NZ researchers seeking 3,500+ volunteers for world’s largest eating disorders genetics investigation

University of Otago

NZ researchers seeking 3,500+ volunteers for

world’s largest eating disorders genetics investigation

Study to pinpoint genes influencing risk of

developing eating disorders

New Zealand researchers are seeking volunteers with first-hand experience of an eating disorder to enrol in the local arm of the world’s largest ever genetic investigation into the complex, devastating illnesses.

The ground-breaking Eating Disorders Genetics Initiative (EDGI) aims to identify hundreds of genes that influence a person’s risk of developing anorexia nervosa, bulimia nervosa and binge-eating disorder, to improve treatment, and ultimately, save lives.

According to a co-authored EDGI Investigator article published today in the Royal New Zealand College of General Practitioner’s (RNZCGP), GP Pulse, NZ volunteers stand to make an invaluable contribution to improving the lives of those living with eating disorders.

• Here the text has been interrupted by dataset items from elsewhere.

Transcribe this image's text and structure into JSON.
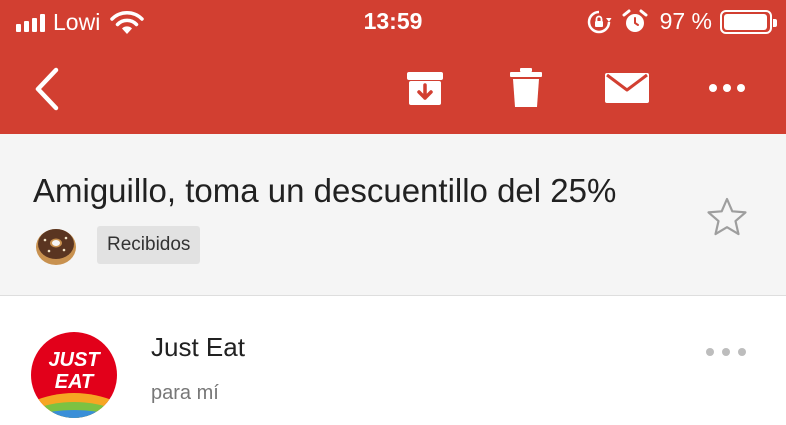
{
  "status_bar": {
    "carrier": "Lowi",
    "time": "13:59",
    "battery_percent": "97 %",
    "battery_level": 0.97,
    "icons": [
      "signal-icon",
      "wifi-icon",
      "rotation-lock-icon",
      "alarm-icon",
      "battery-icon"
    ]
  },
  "toolbar": {
    "icons": [
      "back-icon",
      "archive-icon",
      "trash-icon",
      "mail-icon",
      "more-icon"
    ]
  },
  "email": {
    "subject": "Amiguillo, toma un descuentillo del 25%",
    "label": "Recibidos",
    "sender": "Just Eat",
    "recipient": "para mí",
    "logo_text_line1": "JUST",
    "logo_text_line2": "EAT"
  },
  "colors": {
    "header": "#d23f31",
    "brand_logo": "#e2001a"
  }
}
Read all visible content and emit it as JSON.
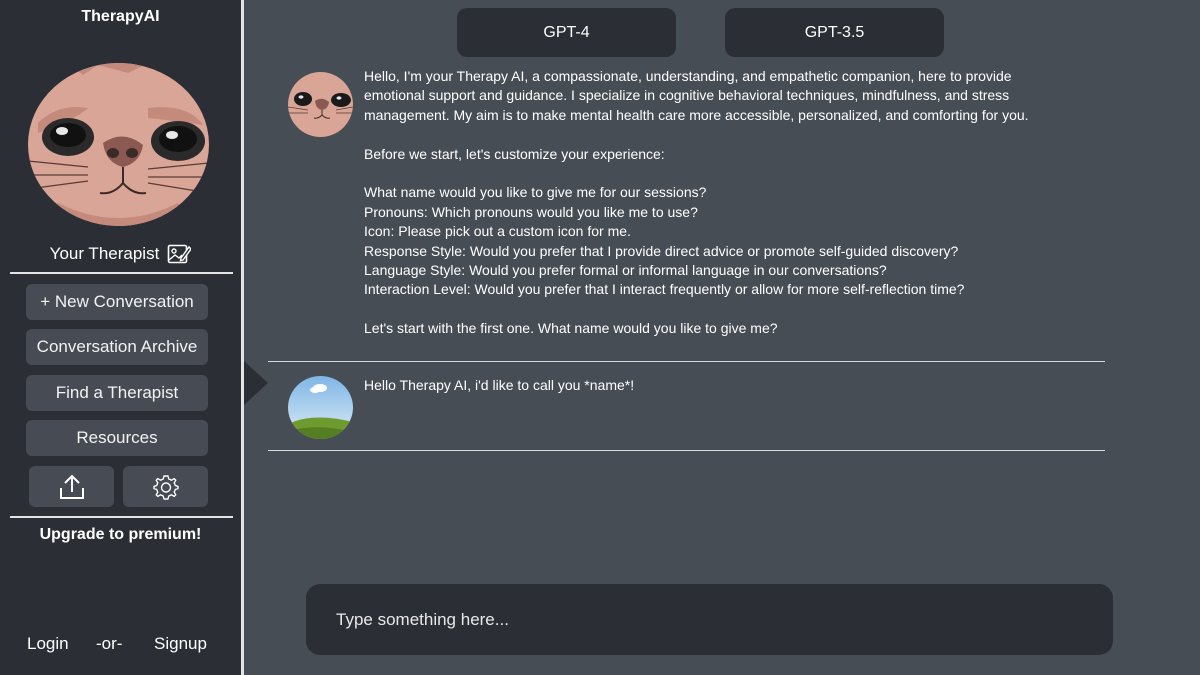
{
  "app": {
    "title": "TherapyAI"
  },
  "sidebar": {
    "therapist_label": "Your Therapist",
    "menu": [
      {
        "label": "+ New Conversation"
      },
      {
        "label": "Conversation Archive"
      },
      {
        "label": "Find a Therapist"
      },
      {
        "label": "Resources"
      }
    ],
    "icons": {
      "export": "upload-icon",
      "settings": "gear-icon",
      "edit": "edit-image-icon"
    },
    "upgrade_label": "Upgrade to premium!",
    "auth": {
      "login": "Login",
      "separator": "-or-",
      "signup": "Signup"
    }
  },
  "models": [
    {
      "label": "GPT-4"
    },
    {
      "label": "GPT-3.5"
    }
  ],
  "messages": [
    {
      "sender": "assistant",
      "avatar_icon": "cat-avatar",
      "text": "Hello, I'm your Therapy AI, a compassionate, understanding, and empathetic companion, here to provide\nemotional support and guidance. I specialize in cognitive behavioral techniques, mindfulness, and stress\nmanagement. My aim is to make mental health care more accessible, personalized, and comforting for you.\n\nBefore we start, let's customize your experience:\n\nWhat name would you like to give me for our sessions?\nPronouns: Which pronouns would you like me to use?\nIcon: Please pick out a custom icon for me.\nResponse Style: Would you prefer that I provide direct advice or promote self-guided discovery?\nLanguage Style: Would you prefer formal or informal language in our conversations?\nInteraction Level: Would you prefer that I interact frequently or allow for more self-reflection time?\n\nLet's start with the first one. What name would you like to give me?"
    },
    {
      "sender": "user",
      "avatar_icon": "landscape-avatar",
      "text": "Hello Therapy AI, i'd like to call you *name*!"
    }
  ],
  "input": {
    "placeholder": "Type something here..."
  },
  "colors": {
    "sidebar": "#2b2f35",
    "main": "#474d55",
    "button": "#474c54",
    "divider": "#e4e4e4"
  }
}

“Cracking the genetic code of eating disorders will open the floodgates to much-needed research and the development of new, and more effective, personalised treatments for these devastating illnesses,” said article co-author, visiting EDGI Principal Investigator, Distinguished Professor of Eating Disorders, Department of Psychiatry, School of Medicine, University of North Carolina, Professor Cynthia Bulik, USA.

“Our preliminary research has shown that genetically, anorexia nervosa has both psychiatric and metabolic origins, which explains why people living with the disorder struggle to gain weight, despite their best efforts,” said Prof Bulik.

“EDGI NZ offers us a unique opportunity to further investigate the complex interplay of genetic and environmental factors that contribute to eating disorders, in order to improve treatments, and save lives.”

Eating disorders are complex mental illnesses that for some, can lead to severe and permanent physical complications, and even death.1While various studies have explored one’s genetic predisposition to developing an eating disorder, only a handful of the responsible genes have been identified to date, leaving many more to be found.

Psychologist, Senior Lecturer, University of Otago, and EDGI NZ Co-lead Investigator, Dr Jennifer Jordan, Christchurch is seeking more than 3,500 New Zealanders to participate in the important genetics study.

“We are looking for any New Zealander, aged 16 and over, with first-hand experience of an eating disorder, to volunteer for this important genetics study.”

Volunteers need to be over 16 years of age and have currently, or at any point in their lives experienced anorexia nervosa, bulimia nervosa or binge eating disorder.